Once a call is accepted, the actual audio and video do not travel over the signaling WebSocket. They flow on a separate media plane: SRTP over UDP to WhatsApp voip/relay servers, using transport endpoints negotiated during signaling.

Confidence: this is the least-observed plane in wacrg today. That media is SRTP/UDP and end-to-end encrypted is probable; almost everything more specific (exact codecs, RTP header usage, the SRTP cipher suite, the key schedule) is speculative. We mark it accordingly and lead with open questions. Do not treat anything here as settled.

What we believe is true¶

Transport is UDP. Real-time media needs low latency and tolerates loss, so it uses UDP rather than the call's TCP/WebSocket control channel.
Media is encrypted with SRTP. Frames are RTP packets protected by SRTP (encryption + authentication).

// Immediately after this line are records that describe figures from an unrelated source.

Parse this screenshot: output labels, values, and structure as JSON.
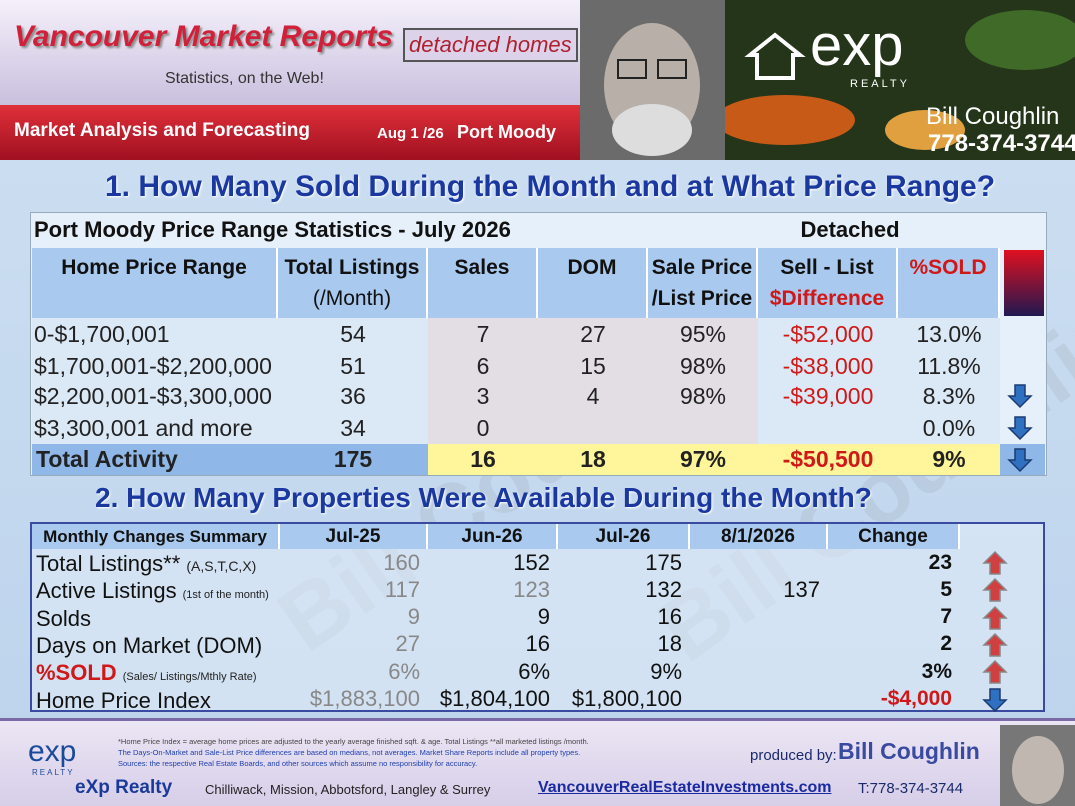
{
  "header": {
    "title": "Vancouver Market Reports",
    "subtitle": "Statistics, on the Web!",
    "badge": "detached homes",
    "tagline": "Market Analysis and Forecasting",
    "date": "Aug 1 /26",
    "area": "Port Moody",
    "logo": "exp",
    "logo_sub": "REALTY",
    "agent": "Bill Coughlin",
    "phone": "778-374-3744"
  },
  "watermark": "Bill Coughlin",
  "section1": {
    "heading": "1. How Many Sold During the Month and at What Price Range?",
    "table": {
      "title": "Port Moody Price Range Statistics  - July  2026",
      "type": "Detached",
      "headers": [
        [
          "Home Price Range"
        ],
        [
          "Total  Listings",
          "(/Month)"
        ],
        [
          "Sales"
        ],
        [
          "DOM"
        ],
        [
          "Sale Price",
          "/List Price"
        ],
        [
          "Sell - List",
          "$Difference"
        ],
        [
          "%SOLD"
        ]
      ],
      "rows": [
        [
          "0-$1,700,001",
          "54",
          "7",
          "27",
          "95%",
          "-$52,000",
          "13.0%"
        ],
        [
          "$1,700,001-$2,200,000",
          "51",
          "6",
          "15",
          "98%",
          "-$38,000",
          "11.8%"
        ],
        [
          "$2,200,001-$3,300,000",
          "36",
          "3",
          "4",
          "98%",
          "-$39,000",
          "8.3%"
        ],
        [
          "$3,300,001 and more",
          "34",
          "0",
          null,
          null,
          null,
          "0.0%"
        ]
      ],
      "total": [
        "Total Activity",
        "175",
        "16",
        "18",
        "97%",
        "-$50,500",
        "9%"
      ]
    }
  },
  "section2": {
    "heading": "2. How Many Properties Were Available During the Month?",
    "table": {
      "headers": [
        "Monthly Changes Summary",
        "Jul-25",
        "Jun-26",
        "Jul-26",
        "8/1/2026",
        "Change"
      ],
      "rows": [
        {
          "label": "Total Listings**",
          "note": "(A,S,T,C,X)",
          "cells": [
            "160",
            "152",
            "175",
            null,
            "23"
          ]
        },
        {
          "label": "Active Listings",
          "note": "(1st of the month)",
          "cells": [
            "117",
            "123",
            "132",
            "137",
            "5"
          ]
        },
        {
          "label": "Solds",
          "note": null,
          "cells": [
            "9",
            "9",
            "16",
            null,
            "7"
          ]
        },
        {
          "label": "Days on Market (DOM)",
          "note": null,
          "cells": [
            "27",
            "16",
            "18",
            null,
            "2"
          ]
        },
        {
          "label": "%SOLD",
          "note": "(Sales/ Listings/Mthly Rate)",
          "cells": [
            "6%",
            "6%",
            "9%",
            null,
            "3%"
          ]
        },
        {
          "label": "Home Price Index",
          "note": null,
          "cells": [
            "$1,883,100",
            "$1,804,100",
            "$1,800,100",
            null,
            "-$4,000"
          ]
        }
      ]
    }
  },
  "footer": {
    "notes": [
      "*Home Price Index = average home prices are adjusted to the yearly average finished sqft. & age.  Total Listings **all marketed listings /month.",
      "The Days-On-Market and Sale-List Price differences are based on medians, not averages. Market Share Reports include all property types.",
      "Sources:  the respective Real Estate Boards, and other sources which assume no responsibility for accuracy."
    ],
    "produced_by": "produced by:",
    "name": "Bill Coughlin",
    "company": "eXp Realty",
    "areas": "Chilliwack, Mission, Abbotsford, Langley & Surrey",
    "website": "VancouverRealEstateInvestments.com",
    "phone": "T:778-374-3744",
    "logo": "exp",
    "logo_sub": "REALTY"
  }
}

The SRTP keys are derived from the call/media key that signaling delivered via Signal <enc>. See encryption & keying. This keeps media end-to-end encrypted even though it transits WhatsApp relays.
Relays may carry the media. When a direct path is unavailable (NAT, firewalls), media is forwarded through WhatsApp relay servers chosen from the candidates offered during signaling. See ICE & relays. Relays forward ciphertext; they are not media-decryption points.

What we do not know yet¶

This section is deliberately long, because it records what remains unverified.

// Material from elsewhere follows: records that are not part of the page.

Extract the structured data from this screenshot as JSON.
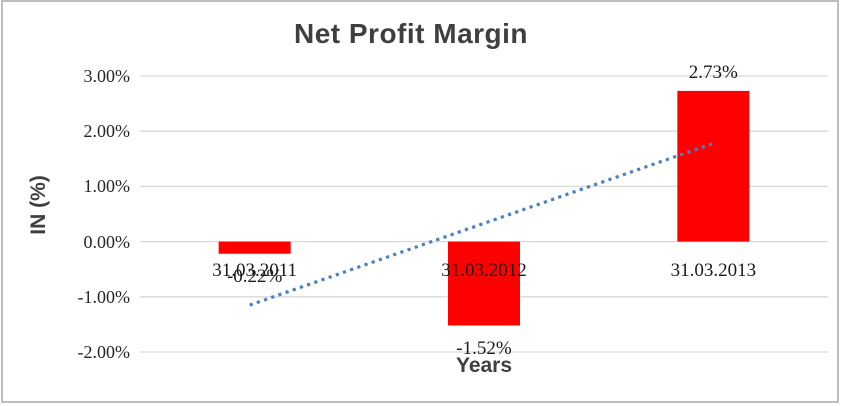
{
  "chart_data": {
    "type": "bar",
    "title": "Net Profit Margin",
    "xlabel": "Years",
    "ylabel": "IN (%)",
    "categories": [
      "31.03.2011",
      "31.03.2012",
      "31.03.2013"
    ],
    "values": [
      -0.22,
      -1.52,
      2.73
    ],
    "data_labels": [
      "-0.22%",
      "-1.52%",
      "2.73%"
    ],
    "y_axis": {
      "tick_labels": [
        "3.00%",
        "2.00%",
        "1.00%",
        "0.00%",
        "-1.00%",
        "-2.00%"
      ],
      "tick_values": [
        3,
        2,
        1,
        0,
        -1,
        -2
      ],
      "ylim": [
        -2,
        3
      ]
    },
    "grid": true,
    "legend": false,
    "bar_color": "#FF0000",
    "gridline_color": "#d9d9d9",
    "trendline": {
      "type": "linear",
      "style": "dotted",
      "color": "#4A80C4",
      "start_value": -1.15,
      "end_value": 1.78
    }
  }
}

Codecs. Static wasm-analysis now identifies the audio codec at probable: the primary codec is MLow (an in-house CELP speech codec with an optional neural "companion"), with Opus present as an alternate, carried over an RED + Reed-Solomon FEC layer into a WebRTC-NetEq receive engine. See MLow and the audio media plane. What remains open: the MLow bitstream/bitrates, DTX usage, mid-call renegotiation, and the exact <audio enc rate> mapping. Video codec(s) and parameters are still open.
RTP details. Payload type numbers, SSRC assignment, header extensions, marker/sequence handling, and whether multiple media (audio+video) are multiplexed on one 5-tuple are all unknown.
SRTP profile. The specific SRTP cipher suite (e.g. AES-CM vs. AES-GCM), authentication tag length, and replay-window behavior are unconfirmed.
Key derivation. How the Signal-delivered media key becomes SRTP master keys/salts, including the KDF, labels, and whether keys are per-direction or rekeyed mid-call, is the largest open question and is treated as speculative throughout (see keying).
Congestion control / quality adaptation. Bandwidth estimation, packet-loss concealment, and jitter-buffer behavior are out of scope until we can observe them.
Group vs. 1:1. wacrg is scoped to 1:1 calls; group-call media topology (SFU-style mixing) is explicitly out of scope for 0.1.0.

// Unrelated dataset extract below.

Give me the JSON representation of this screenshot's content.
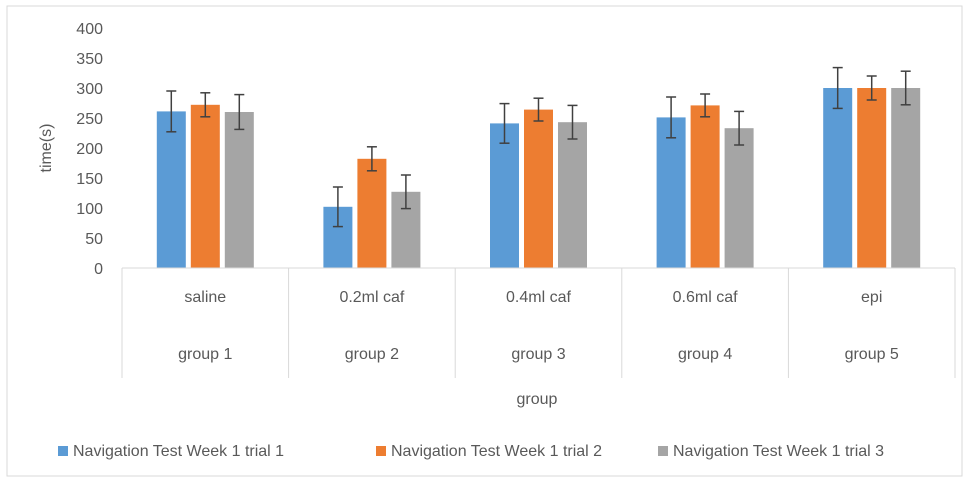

Why media is hard to capture¶

The techniques that reveal signaling cheaply (WebSocket capture, Baileys instrumentation) do not see the media plane, because media never crosses the control socket. Reaching media facts requires observing UDP/SRTP directly or hooking the media engine, for example Frida hooking of the native voip library, or memory inspection to recover derived SRTP keys. Those techniques are harder and lower-yield, which is exactly why this plane is under-documented. See methodology and the techniques table.

Open questions (tracked)¶

The above is summarized as open_questions on the relevant stanza and technique entries. Priorities for moving any of this from speculative toward probable:

Confirm the audio codec and its <audio enc rate> mapping. (Codec identified at probable by static MLow analysis; promoting to confirmed needs a second technique, e.g. a Frida hook or a live media capture of the same frames.)
Determine the SRTP cipher suite and key-derivation steps.
Establish whether/how media keys rotate during a long call.

If you can observe the media plane safely and with fully synthetic test accounts, see the capture pipeline and the legal and ethics rules first.